Canadian First Nations and Ainu
My friend, Robina, left for Japan to study at a local high school for three months. I hope she will have a great time there.
Since Robina was little, she has watched Japanese animations and read manga books. So even before learning any basic Japanese grammar, Robina knew many words and expressions. Also she pronounces Japanese very naturally and this impressed me.

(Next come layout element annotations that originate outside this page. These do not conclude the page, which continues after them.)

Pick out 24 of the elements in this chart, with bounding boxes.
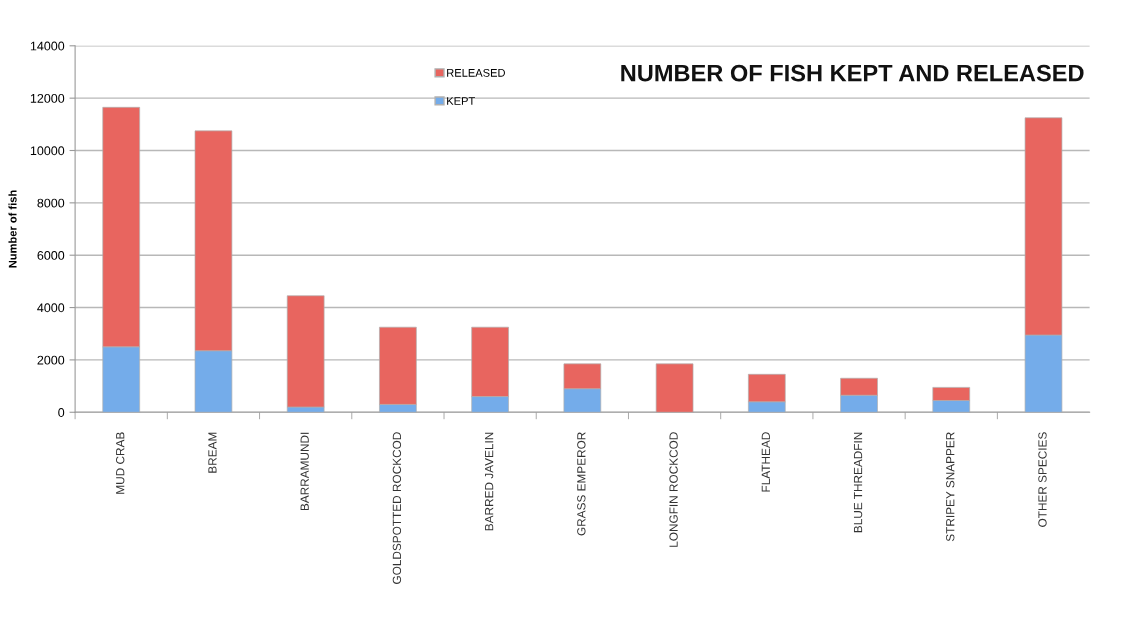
x-tick-label: BARRED JAVELIN [485,432,494,531]
x-tick-label: STRIPEY SNAPPER [946,432,955,542]
y-tick-label: 6000 [37,251,65,260]
legend-label: KEPT [447,97,475,105]
y-tick-label: 12000 [30,93,65,103]
x-tick-label: BARRAMUNDI [300,432,309,511]
y-tick-label: 8000 [37,198,65,208]
y-axis-title: Number of fish [8,190,17,268]
x-tick-label: LONGFIN ROCKCOD [669,432,678,547]
y-tick-label: 14000 [30,41,65,51]
x-tick-label: OTHER SPECIES [1038,432,1047,527]
y-tick-label: 4000 [37,303,65,313]
y-tick-label: 2000 [37,355,65,365]
text: NUMBER OF FISH KEPT AND RELEASED [621,64,1084,82]
x-tick-label: FLATHEAD [761,432,770,492]
x-tick-label: BLUE THREADFIN [853,432,863,533]
x-tick-label: BREAM [208,432,217,473]
legend-label: RELEASED [447,68,505,77]
y-tick-label: 10000 [30,146,65,156]
x-tick-label: GOLDSPOTTED ROCKCOD [392,432,402,584]
x-tick-label: MUD CRAB [116,432,125,494]
bar [655,363,694,413]
y-tick-label: 0 [58,408,65,417]
x-tick-label: GRASS EMPEROR [577,432,586,536]
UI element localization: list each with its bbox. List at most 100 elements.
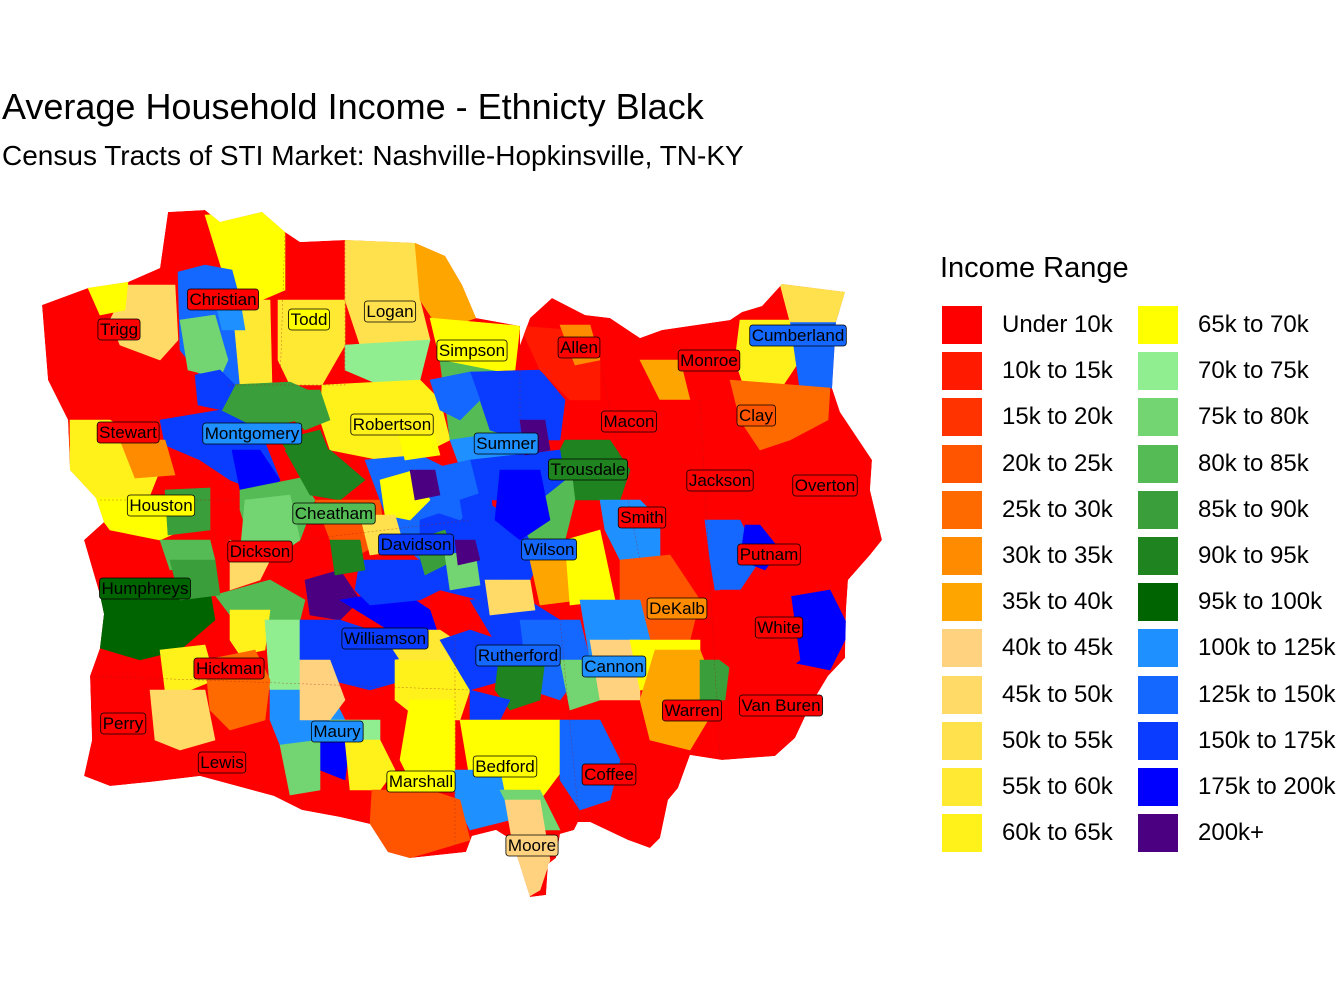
legend-columns: Under 10k 10k to 15k 15k to 20k 20k to 25k 2…	[940, 302, 1335, 856]
county-label-logan: Logan	[363, 300, 417, 323]
county-label-box	[386, 770, 456, 793]
county-label-text: Rutherford	[478, 646, 558, 665]
county-label-box	[475, 644, 561, 667]
legend-label: 30k to 35k	[1002, 542, 1113, 570]
choropleth-map: Christian Trigg Todd Logan Simpson Allen Monro…	[42, 210, 882, 897]
county-label-text: Logan	[366, 302, 413, 321]
county-labels: Christian Trigg Todd Logan Simpson Allen Monro…	[96, 288, 858, 857]
tract-region	[494, 469, 551, 541]
county-label-text: Todd	[291, 310, 328, 329]
legend-label: 20k to 25k	[1002, 449, 1113, 477]
legend-swatch	[940, 719, 984, 762]
legend-item: 125k to 150k	[1136, 672, 1335, 718]
legend-item: 70k to 75k	[1136, 348, 1335, 394]
county-label-allen: Allen	[557, 336, 601, 359]
legend-swatch	[1136, 304, 1180, 347]
legend-label: 50k to 55k	[1002, 726, 1113, 754]
county-label-stewart: Stewart	[96, 421, 160, 444]
legend-label: 95k to 100k	[1198, 588, 1323, 616]
county-label-box	[521, 538, 577, 561]
legend-swatch	[1136, 765, 1180, 808]
legend-label: 90k to 95k	[1198, 542, 1309, 570]
tract-region	[454, 539, 481, 566]
county-label-box	[548, 458, 628, 481]
county-label-box	[737, 543, 801, 566]
county-label-text: Sumner	[476, 434, 536, 453]
legend-item: 80k to 85k	[1136, 441, 1335, 487]
legend-swatch	[1136, 396, 1180, 439]
map-subtitle: Census Tracts of STI Market: Nashville-H…	[2, 140, 744, 171]
county-label-clay: Clay	[736, 404, 776, 427]
county-label-box	[350, 413, 434, 436]
legend: Income Range Under 10k 10k to 15k 15k to 2…	[940, 252, 1335, 856]
county-label-text: Cheatham	[295, 504, 373, 523]
county-label-coffee: Coffee	[581, 763, 637, 786]
county-label-text: Christian	[189, 290, 256, 309]
county-label-text: Dickson	[230, 542, 290, 561]
county-label-overton: Overton	[792, 474, 858, 497]
legend-item: 30k to 35k	[940, 533, 1136, 579]
county-label-dekalb: DeKalb	[646, 597, 708, 620]
county-label-text: Montgomery	[205, 424, 300, 443]
legend-swatch	[1136, 442, 1180, 485]
county-label-text: Perry	[103, 714, 144, 733]
county-label-box	[686, 469, 754, 492]
county-label-box	[96, 421, 160, 444]
tract-region	[304, 569, 361, 621]
legend-label: 10k to 15k	[1002, 357, 1113, 385]
county-label-trousdale: Trousdale	[548, 458, 628, 481]
county-label-text: Hickman	[196, 659, 262, 678]
county-label-box	[227, 540, 293, 563]
tract-region	[354, 559, 441, 606]
legend-swatch	[940, 396, 984, 439]
legend-item: 20k to 25k	[940, 441, 1136, 487]
county-label-cheatham: Cheatham	[292, 502, 376, 525]
legend-item: 95k to 100k	[1136, 579, 1335, 625]
county-label-text: Houston	[129, 496, 192, 515]
tract-region	[279, 739, 321, 796]
legend-swatch	[940, 488, 984, 531]
county-label-trigg: Trigg	[97, 318, 141, 341]
tract-region	[429, 371, 481, 421]
tract-region	[484, 539, 531, 581]
legend-item: 65k to 70k	[1136, 302, 1335, 348]
county-label-box	[341, 627, 429, 650]
county-label-text: Trigg	[100, 320, 138, 339]
county-label-box	[126, 494, 196, 517]
legend-swatch	[1136, 581, 1180, 624]
county-label-jackson: Jackson	[686, 469, 754, 492]
county-label-text: Allen	[560, 338, 598, 357]
map-title: Average Household Income - Ethnicty Blac…	[2, 86, 704, 127]
legend-item: 10k to 15k	[940, 348, 1136, 394]
county-label-text: Coffee	[584, 765, 634, 784]
legend-item: 90k to 95k	[1136, 533, 1335, 579]
county-label-box	[505, 834, 559, 857]
county-label-white: White	[754, 616, 804, 639]
county-label-text: Maury	[313, 722, 361, 741]
county-label-wilson: Wilson	[521, 538, 577, 561]
county-label-text: Marshall	[389, 772, 453, 791]
legend-column-2: 65k to 70k 70k to 75k 75k to 80k 80k to 85k…	[1136, 302, 1335, 856]
county-label-box	[754, 616, 804, 639]
legend-item: 60k to 65k	[940, 810, 1136, 856]
county-label-box	[197, 751, 247, 774]
county-label-simpson: Simpson	[436, 339, 508, 362]
legend-label: 150k to 175k	[1198, 726, 1336, 754]
county-label-text: Williamson	[344, 629, 426, 648]
county-label-text: Cumberland	[752, 326, 845, 345]
legend-label: 125k to 150k	[1198, 680, 1336, 708]
county-label-text: Robertson	[353, 415, 431, 434]
county-label-dickson: Dickson	[227, 540, 293, 563]
county-label-box	[749, 324, 847, 347]
tract-region	[699, 659, 731, 701]
legend-label: 65k to 70k	[1198, 311, 1309, 339]
county-label-text: Cannon	[584, 657, 644, 676]
county-boundary	[279, 231, 286, 386]
county-label-cannon: Cannon	[581, 655, 647, 678]
county-label-box	[288, 308, 330, 331]
tract-region	[179, 314, 229, 379]
county-label-text: Warren	[664, 701, 719, 720]
county-label-text: Smith	[620, 508, 663, 527]
county-label-text: Stewart	[99, 423, 157, 442]
legend-swatch	[1136, 488, 1180, 531]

Robina says that the reason why she can pronounce Japanese so well is probably because she has been exposed to some First Nation’s languages: Robina’s mother is a lady from Haida Gwaii and her father was an artist of Cowichan Tribes. Robina might be able to pronounce easily some Japanese sounds that don’t exist in English but do in her parents’ indigenous languages. Finding a similarity among different things is exciting.
Thinking of Canadian First Nations, I often recall one of the indigenous groups in Japan, Ainu. Ainu people’s textiles are beautiful and their designs are more similar to Canadian First Nations’ fabric pieces than Japanese kimonos. I don’t have any Ainu fabric pieces, but I have an Ainu wood carving brooch that I bought in Hokkaido 17 years ago (see the picture below). The base of each wing was carved into a hinge and linked with the butterfly fuselage so that the wings move like a real butterfly.
The other wooden piece is a rattle made by Robina’s father. Wooden beads were sealed inside the hollow of the raven face; it makes comforting sounds. The raven is a vocal, communicative and friendly bird, and that was perhaps why the artist chose a raven as a rattle soothe babies. Both of these wooden pieces show that their artists had keen observation eyes on the nature.